And Finally

A little less love for Dior

French fashion house the latest to apologise for a faux pas in China

Angelababy-w

Angelababy: Dior ambassador

In 1947 French fashion designer Christian Dior unveiled his first collection. It was noticeably different to the boxy, functional outfits worn by women at the time. The aesthetic was dubbed the ‘new look’ and such was its popularity that the label soon gained an unofficial catchphrase: “J’adore Dior”.

Fast forward 70 or so years to modern China, and Dior is facing a situation where it risks being abhorred rather than adored.

On October 17 the brand was forced to issue an apology after company representatives at a university recruitment event showed a map of China without the island of Taiwan (according to Beijing’s One-China policy the island is a renegade province).

Students highlighted the gaffe on social media and LVMH, the company that owns the brand, was quick to make a fulsome apology. “Dior always respects and maintains the principle of one China; strictly maintains China’s sovereignty and territorial integrity; and cherishes the feelings of the Chinese people,” it said through its official Sina Weibo account.

The fashion house promised that it would “prevent similar mistakes happening again in the future”.

As readers of Week in China will know, Dior joins a long line of international brands that have felt the need to apologise for upsetting their Chinese customers. Earlier this month, America’s National Basketball Association saw decades of promotional and public relations work undone by a single tweet from the general manager of the Houston Rockets about politics.
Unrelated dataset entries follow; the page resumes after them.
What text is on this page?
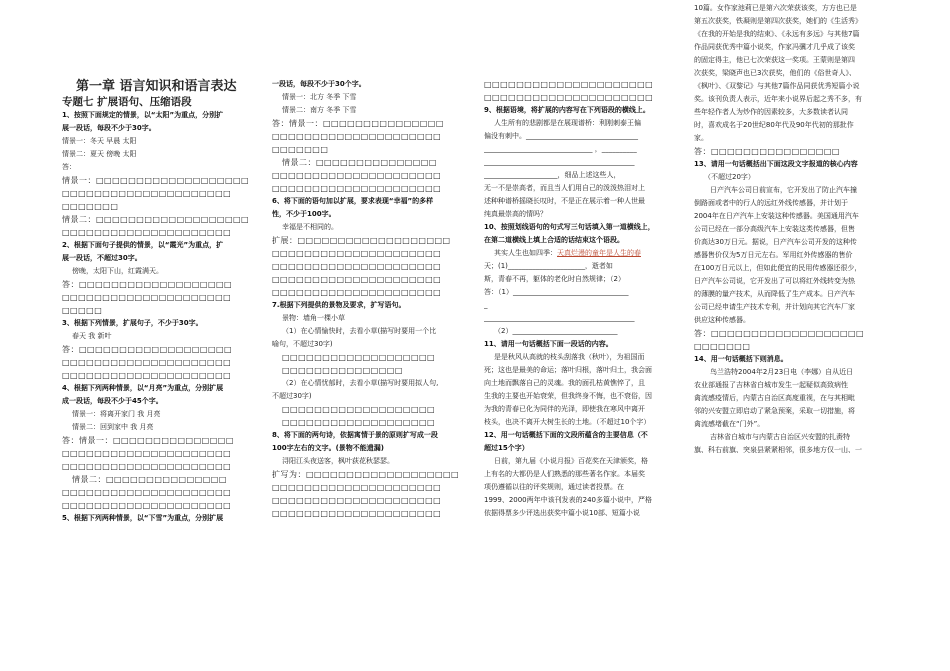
第一章 语言知识和语言表达
专题七 扩展语句、压缩语段
1、按照下面规定的情景，以“太阳”为重点，分别扩
展一段话，每段不少于30字。
情景一：冬天 早晨 太阳
情景二：夏天 傍晚 太阳
答：
情景一：□□□□□□□□□□□□□□□□□□□
□□□□□□□□□□□□□□□□□□□□□
□□□□□□□
情景二：□□□□□□□□□□□□□□□□□□□
□□□□□□□□□□□□□□□□□□□□□
2、根据下面句子提供的情景，以“霞光”为重点，扩
展一段话，不超过30字。
傍晚，太阳下山，红霞满天。
答：□□□□□□□□□□□□□□□□□□□
□□□□□□□□□□□□□□□□□□□□□
□□□□□
3、根据下列情景，扩展句子，不少于30字。
春天 我 新叶
答：□□□□□□□□□□□□□□□□□□□
□□□□□□□□□□□□□□□□□□□□□
□□□□□□□□□□□□□□□□□□□□□
4、根据下列两种情景，以“月亮”为重点，分别扩展
成一段话，每段不少于45个字。
情景一：将离开家门 我 月亮
情景二：回到家中 我 月亮
答：情景一：□□□□□□□□□□□□□□□
□□□□□□□□□□□□□□□□□□□□□
□□□□□□□□□□□□□□□□□□□□□
情景二：□□□□□□□□□□□□□□□
□□□□□□□□□□□□□□□□□□□□□
□□□□□□□□□□□□□□□□□□□□□
5、根据下列两种情景，以“下雪”为重点，分别扩展
一段话，每段不少于30个字。
情景一：北方 冬季 下雪
情景二：南方 冬季 下雪
答：情景一：□□□□□□□□□□□□□□□
□□□□□□□□□□□□□□□□□□□□□
□□□□□□□
情景二：□□□□□□□□□□□□□□□
□□□□□□□□□□□□□□□□□□□□□
□□□□□□□□□□□□□□□□□□□□□
6、将下面的语句加以扩展，要求表现“幸福”的多样
性，不少于100字。
幸福是不相同的。
扩展：□□□□□□□□□□□□□□□□□□□
□□□□□□□□□□□□□□□□□□□□□
□□□□□□□□□□□□□□□□□□□□□
□□□□□□□□□□□□□□□□□□□□□
□□□□□□□□□□□□□□□□□□□□□
7.根据下列提供的景物及要求，扩写语句。
景物：墙角一棵小草
（1）在心情愉快时，去看小草(描写时要用一个比
喻句，不超过30字)
□□□□□□□□□□□□□□□□□□□
□□□□□□□□□□□□□□□
（2）在心情忧郁时，去看小草(描写时要用拟人句,
不超过30字)
□□□□□□□□□□□□□□□□□□□
□□□□□□□□□□□□□□□□□□□
8、将下面的两句诗，依据寓情于景的原则扩写成一段
100字左右的文字。(景物不能遗漏)
浔阳江头夜送客，枫叶荻花秋瑟瑟。
扩写为：□□□□□□□□□□□□□□□□□□□
□□□□□□□□□□□□□□□□□□□□□
□□□□□□□□□□□□□□□□□□□□□
□□□□□□□□□□□□□□□□□□□□□
□□□□□□□□□□□□□□□□□□□□□
□□□□□□□□□□□□□□□□□□□□□
9、根据语境，将扩展的内容写在下列语段的横线上。
人生所有的悲剧都是在展现谱桥：利刚刺泰王偏
偏没有刺中。________________________________
_______________________________ ，__________
___________________________________________
_____________________，细品上述这些人，
无一不是崇高者，而且当人们用自己的泼泼热泪对上
述种种谱桥摇晓长叹时，不是正在展示着一种人世最
纯真最崇高的情吗？
10、按照划线语句的句式写三句话填入第一道横线上，
在第二道横线上填上合适的话结束这个语段。
其实人生也如四季：天真烂漫的童年是人生的春
天；(1)______________________，逝者如
斯，青春不再，躯体的老化时自然规律；（2）
答：（1）_________________________________
_
___________________________________________
（2）______________________________
11、请用一句话概括下面一段话的内容。
是是秋风从高就的枝头刮落我（秋叶），为祖国而
死；这也是最美的命运；落叶归根，落叶归土，我会面
向土地而飘落自己的灵魂。我的面孔枯黄憔悴了，且
生我的主要也开始衰荣，但我终身不悔，也不衰俗，因
为我的青春已化为同伴的光泽，即使我在寒风中离开
枝头，也决不离开大树生长的土地。（不超过10个字）
12、用一句话概括下面的文段所蕴含的主要信息（不
超过15个字）
日前，第九届《小说月报》百花奖在天津颁奖，格
上有名的大都仍是人们熟悉的那些著名作家。本届奖
项仍遵循以往的评奖规则，通过读者投票。在
1999、2000两年中该刊发表的240多篇小说中，严格
依据得票多少评选出获奖中篇小说10部、短篇小说
10篇。女作家池莉已是第六次荣获该奖，方方也已是
第五次获奖，铁凝则是第四次获奖，她们的《生活秀》
《在我的开始是我的结束》、《永远有多远》与其他7篇
作品同获优秀中篇小说奖，作家冯骥才几乎成了该奖
的固定得主，他已七次荣获这一奖项。王蒙则是第四
次获奖，梁晓声也已3次获奖，他们的《俗世奇人》、
《枫叶》、《双黎记》与其他7篇作品同获优秀短篇小说
奖。该刊负责人表示，近年来小说界后起之秀不多，有
些年轻作者人为炒作的因素较多，大多数读者认同
时，喜欢成名于20世纪80年代及90年代初的那批作
家。
答：□□□□□□□□□□□□□□□□
13、请用一句话概括出下面这段文字报道的核心内容
（不超过20字）
日产汽车公司日前宣布，它开发出了防止汽车撞
倒路面或者中的行人的远红外线传感器，并计划于
2004年在日产汽车上安装这种传感器。美国通用汽车
公司已经在一部分高级汽车上安装这类传感器，但售
价高达30万日元。据说，日产汽车公司开发的这种传
感器售价仅为5万日元左右。军用红外传感器的售价
在100万日元以上，但如此便宜的民用传感器还很少，
日产汽车公司说，它开发出了可以将红外线转变为热
的薄膜的量产技术，从而降低了生产成本。日产汽车
公司已经申请生产技术专利，并计划向其它汽车厂家
供应这种传感器。
答：□□□□□□□□□□□□□□□□□□□
□□□□□□□
14、用一句话概括下则消息。
鸟兰浩特2004年2月23日电（李娜）自从近日
农业部通报了吉林省白城市发生一起疑似高致病性
禽流感疫情后，内蒙古自治区高度重视，在与其相毗
邻的兴安盟立即启动了紧急预案，采取一切措施，将
禽流感堵截在“门外”。
吉林省白城市与内蒙古自治区兴安盟的扎赉特
旗、科右前旗、突泉县紧紧相邻，很多地方仅一山、一
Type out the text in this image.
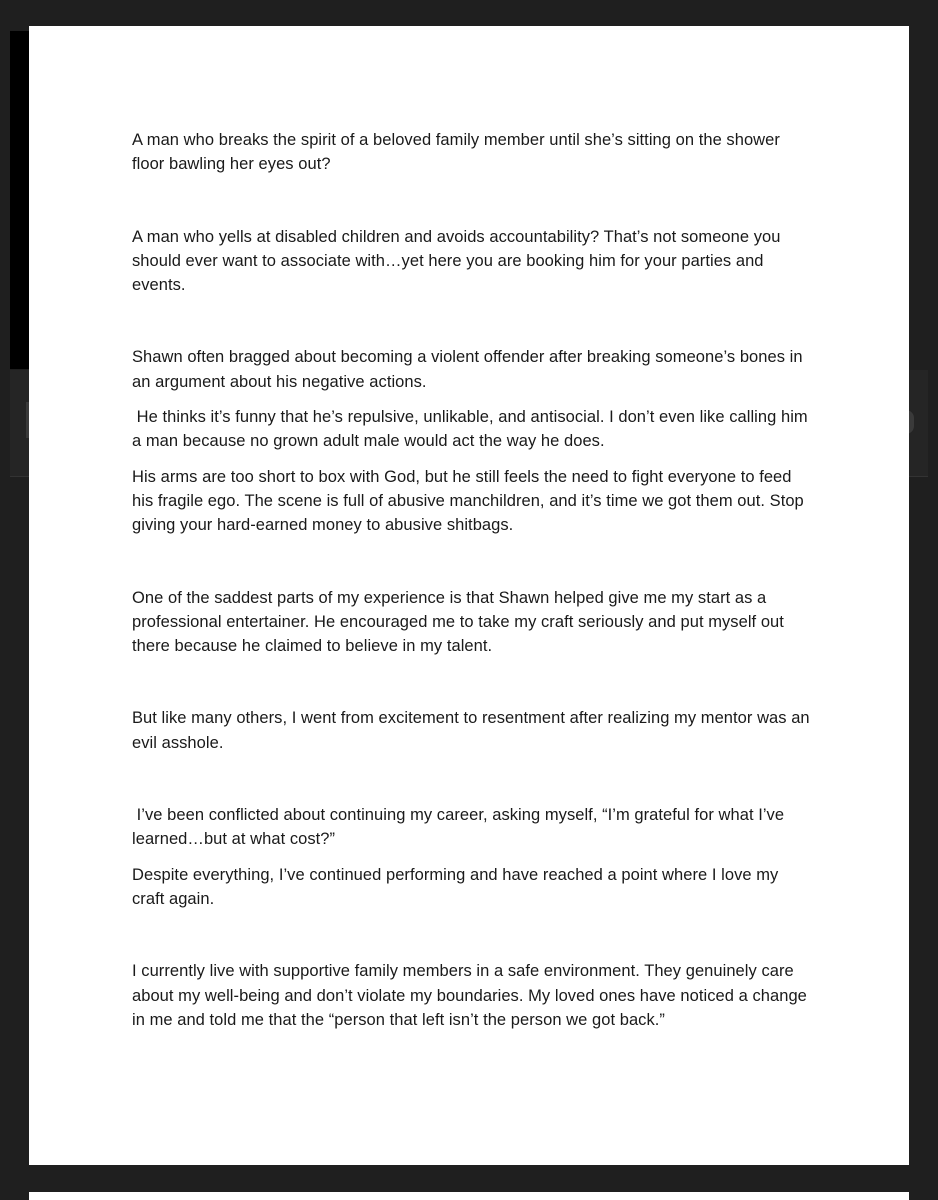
A man who breaks the spirit of a beloved family member until she’s sitting on the shower floor bawling her eyes out?

A man who yells at disabled children and avoids accountability? That’s not someone you should ever want to associate with…yet here you are booking him for your parties and events.

Shawn often bragged about becoming a violent offender after breaking someone’s bones in an argument about his negative actions.

He thinks it’s funny that he’s repulsive, unlikable, and antisocial. I don’t even like calling him a man because no grown adult male would act the way he does.

His arms are too short to box with God, but he still feels the need to fight everyone to feed his fragile ego. The scene is full of abusive manchildren, and it’s time we got them out. Stop giving your hard-earned money to abusive shitbags.

One of the saddest parts of my experience is that Shawn helped give me my start as a professional entertainer. He encouraged me to take my craft seriously and put myself out there because he claimed to believe in my talent.

But like many others, I went from excitement to resentment after realizing my mentor was an evil asshole.

I’ve been conflicted about continuing my career, asking myself, “I’m grateful for what I’ve learned…but at what cost?”

Despite everything, I’ve continued performing and have reached a point where I love my craft again.

I currently live with supportive family members in a safe environment. They genuinely care about my well-being and don’t violate my boundaries. My loved ones have noticed a change in me and told me that the “person that left isn’t the person we got back.”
Chinese companies responded by pulling sponsorships and China’s state broadcaster CCTV refused to show any NBA games (for more on what happened, see WiC470).

The NBA’s commissioner Adam Silver has said losses from the debacle are already “substantial”.

Dior’s case also illustrates increased sensitivity among the general public on matters of Chinese territory and sovereignty. In the past, it seemed to be the government leading the charge on perceived infractions – for example, last year’s insistence that international airlines label Taiwan as part of China on their websites.

In more recent cases, though, the public has been more proactive in picking up on similar “errors” in company material.

In this example Dior representatives briefly showed a map of China as part of a short presentation to university students at Zhejiang Gongshang University in Hangzhou. A student immediately queried why Taiwan wasn’t on the map and was unsatisfied when the Dior reps replied that it was only intended to be a map of mainland China.

“I understand you manage [mainland] China, but your map says China. I still think you need to include Taiwan,” the student insisted, noting that another island (Hainan) was featured.

Beijing began tightening control of map production earlier this year as part of wider attempts to strengthen Chinese claims to disputed regions such as the South China Sea and parts of the Himalayas that are also claimed by India (see WiC441).

In another case similar to Dior’s, an IT lecturer at Sydney University was forced to apologise in 2017 for using a map which didn’t correspond to his Chinese students’ views of their national borders.

Meanwhile mainland media has applauded the Zhejiang student for challenging Dior. “Chinese people now have strong vigilance and sensitivity to maps, national flags… a simple and warm patriotic passion has formed… Only by recognising the harm of ‘problem maps’ can we act actively and consciously resist them,” celebrated one of the commentaries on Eastday.com.